Records from the Twentieth Massachusetts Regimental History and from Adjutant Charles Peirson's journal reveal a contradiction in the fate of Private Amos Partridge of Company D. In the Regimental History the casualty list from Ball's Bluff reports that Private Partridge died in prison on January 16, 1862, while the roster in the Appendix states that Private Partridge died of his wounds in November 1861.1 Charles Peirson's journal clearly states that Private Partridge was captured at Ball's Bluff and imprisoned at Ligon Prison with other soldiers from the Twentieth Massachusetts Regiment.

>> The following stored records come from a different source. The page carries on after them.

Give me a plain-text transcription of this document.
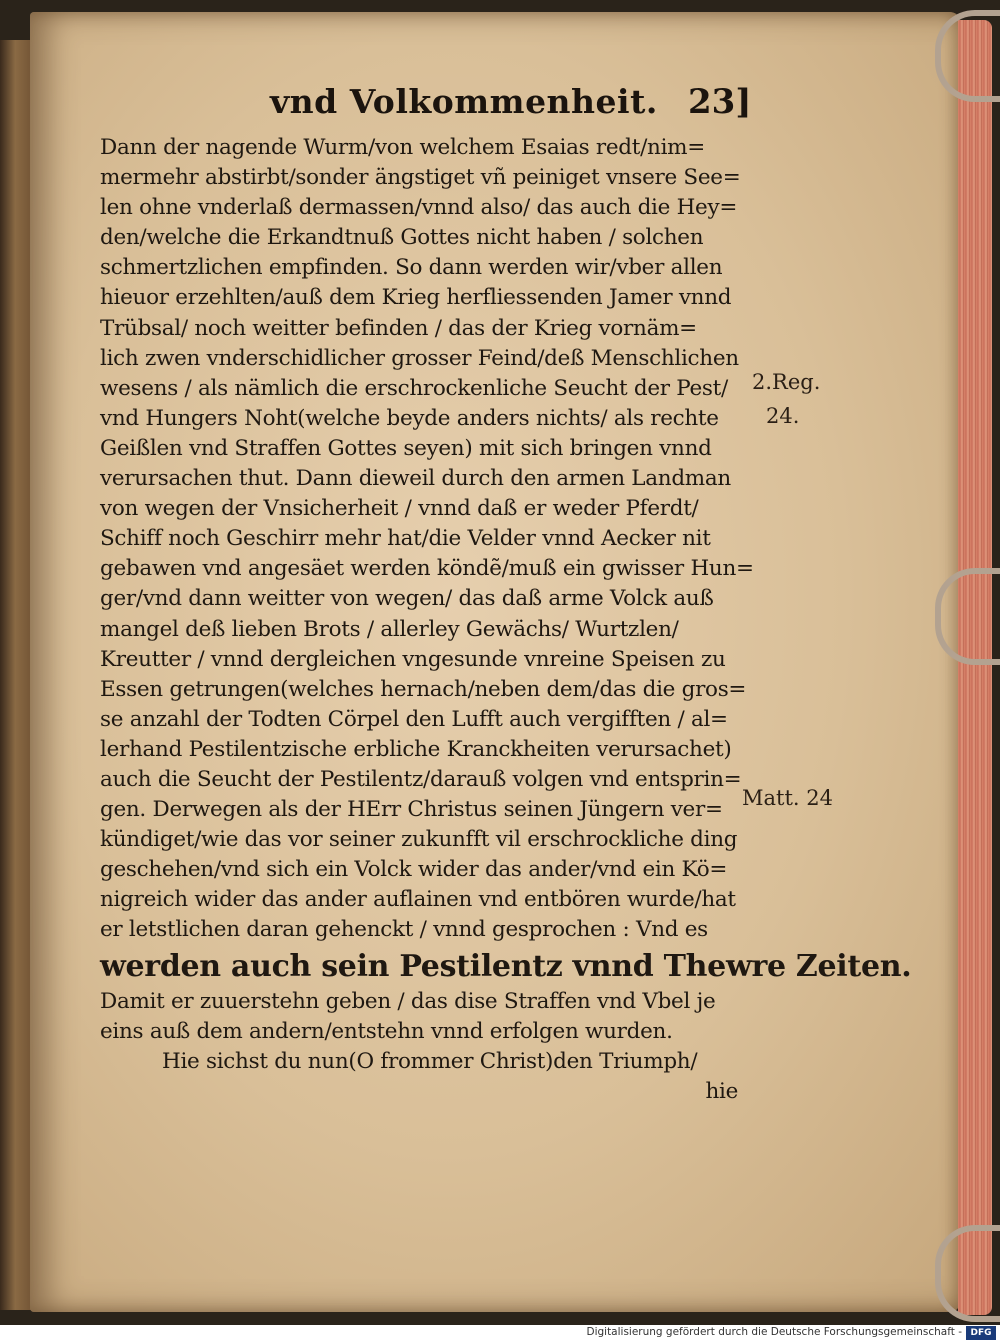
vnd Volkommenheit. 23]
Dann der nagende Wurm/von welchem Esaias redt/nim=
mermehr abstirbt/sonder ängstiget vñ peiniget vnsere See=
len ohne vnderlaß dermassen/vnnd also/ das auch die Hey=
den/welche die Erkandtnuß Gottes nicht haben / solchen
schmertzlichen empfinden. So dann werden wir/vber allen
hieuor erzehlten/auß dem Krieg herfliessenden Jamer vnnd
Trübsal/ noch weitter befinden / das der Krieg vornäm=
lich zwen vnderschidlicher grosser Feind/deß Menschlichen
wesens / als nämlich die erschrockenliche Seucht der Pest/
vnd Hungers Noht(welche beyde anders nichts/ als rechte
Geißlen vnd Straffen Gottes seyen) mit sich bringen vnnd
verursachen thut. Dann dieweil durch den armen Landman
von wegen der Vnsicherheit / vnnd daß er weder Pferdt/
Schiff noch Geschirr mehr hat/die Velder vnnd Aecker nit
gebawen vnd angesäet werden köndẽ/muß ein gwisser Hun=
ger/vnd dann weitter von wegen/ das daß arme Volck auß
mangel deß lieben Brots / allerley Gewächs/ Wurtzlen/
Kreutter / vnnd dergleichen vngesunde vnreine Speisen zu
Essen getrungen(welches hernach/neben dem/das die gros=
se anzahl der Todten Cörpel den Lufft auch vergifften / al=
lerhand Pestilentzische erbliche Kranckheiten verursachet)
auch die Seucht der Pestilentz/darauß volgen vnd entsprin=
gen. Derwegen als der HErr Christus seinen Jüngern ver=
kündiget/wie das vor seiner zukunfft vil erschrockliche ding
geschehen/vnd sich ein Volck wider das ander/vnd ein Kö=
nigreich wider das ander auflainen vnd entbören wurde/hat
er letstlichen daran gehenckt / vnnd gesprochen : Vnd es
werden auch sein Pestilentz vnnd Thewre Zeiten.
Damit er zuuerstehn geben / das dise Straffen vnd Vbel je
eins auß dem andern/entstehn vnnd erfolgen wurden.
Hie sichst du nun(O frommer Christ)den Triumph/
hie
2.Reg.
24.
Matt. 24
Digitalisierung gefördert durch die Deutsche Forschungsgemeinschaft - DFG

Partridge contracted typhoid fever during his imprisonment and died in Ligon Prison, Richmond, Virginia on January 16, 1862.2
References:
1George A. Bruce, The Twentieth Regiment of Massachusetts Volunteer Infantry 1861 - 1865 (Cambridge, Massachusetts: The Riverside Press, 1906), 60, 472.

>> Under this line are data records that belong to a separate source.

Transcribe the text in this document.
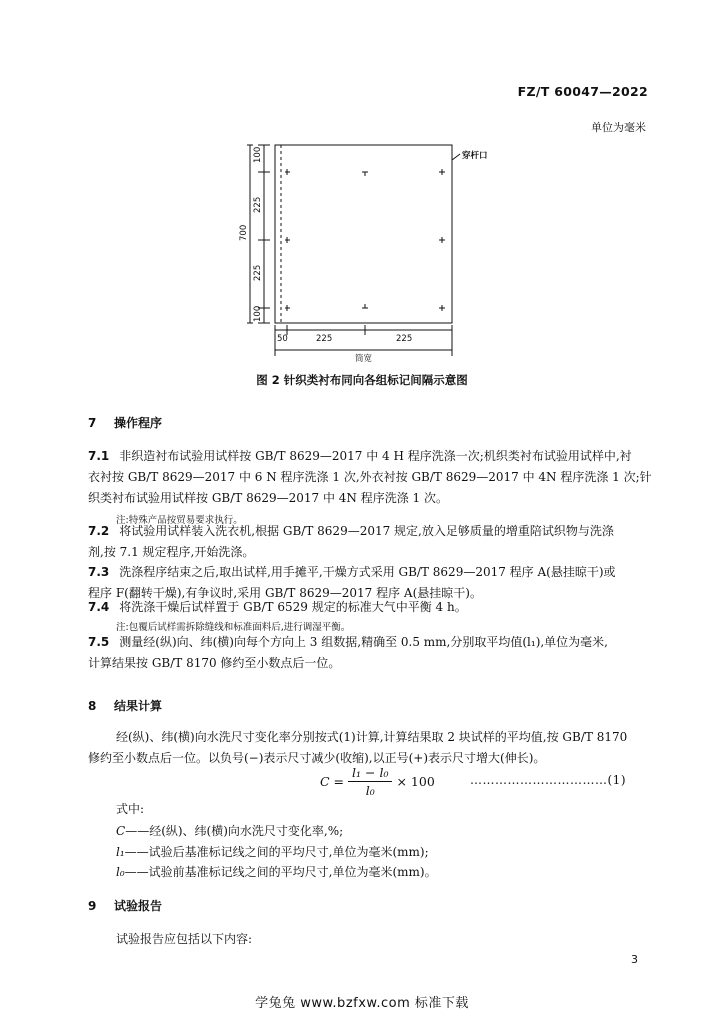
FZ/T 60047—2022
单位为毫米
100
225
225
100
700
穿杆口
50	225	225
筒宽
图 2 针织类衬布同向各组标记间隔示意图
7 操作程序
7.1 非织造衬布试验用试样按 GB/T 8629—2017 中 4 H 程序洗涤一次;机织类衬布试验用试样中,衬
衣衬按 GB/T 8629—2017 中 6 N 程序洗涤 1 次,外衣衬按 GB/T 8629—2017 中 4N 程序洗涤 1 次;针
织类衬布试验用试样按 GB/T 8629—2017 中 4N 程序洗涤 1 次。
注:特殊产品按贸易要求执行。
7.2 将试验用试样装入洗衣机,根据 GB/T 8629—2017 规定,放入足够质量的增重陪试织物与洗涤
剂,按 7.1 规定程序,开始洗涤。
7.3 洗涤程序结束之后,取出试样,用手摊平,干燥方式采用 GB/T 8629—2017 程序 A(悬挂晾干)或
程序 F(翻转干燥),有争议时,采用 GB/T 8629—2017 程序 A(悬挂晾干)。
7.4 将洗涤干燥后试样置于 GB/T 6529 规定的标准大气中平衡 4 h。
注:包覆后试样需拆除缝线和标准面料后,进行调湿平衡。
7.5 测量经(纵)向、纬(横)向每个方向上 3 组数据,精确至 0.5 mm,分别取平均值(l₁),单位为毫米,
计算结果按 GB/T 8170 修约至小数点后一位。
8 结果计算
经(纵)、纬(横)向水洗尺寸变化率分别按式(1)计算,计算结果取 2 块试样的平均值,按 GB/T 8170
修约至小数点后一位。以负号(−)表示尺寸减少(收缩),以正号(+)表示尺寸增大(伸长)。
$C = \frac{\text{l₁ − l₀}}{\text{l₀}} \times 100$	……………………………(1)
式中:
C——经(纵)、纬(横)向水洗尺寸变化率,%;
l₁——试验后基准标记线之间的平均尺寸,单位为毫米(mm);
l₀——试验前基准标记线之间的平均尺寸,单位为毫米(mm)。
9 试验报告
试验报告应包括以下内容:
3
学兔兔 www.bzfxw.com 标准下载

2Charles Lawrence Peirson, "Memorandum of the Battle of Leesburg," Association of Officers of the Twentieth Massachusetts Regiment, Reports, Letters and Papers Appertaining to Twentieth Massachusetts Volunteer Infantry, vol. 1, p. 103, 123, 129, Twentieth Massachusetts Special Collection, Boston Public Library, Boston, Massachusetts.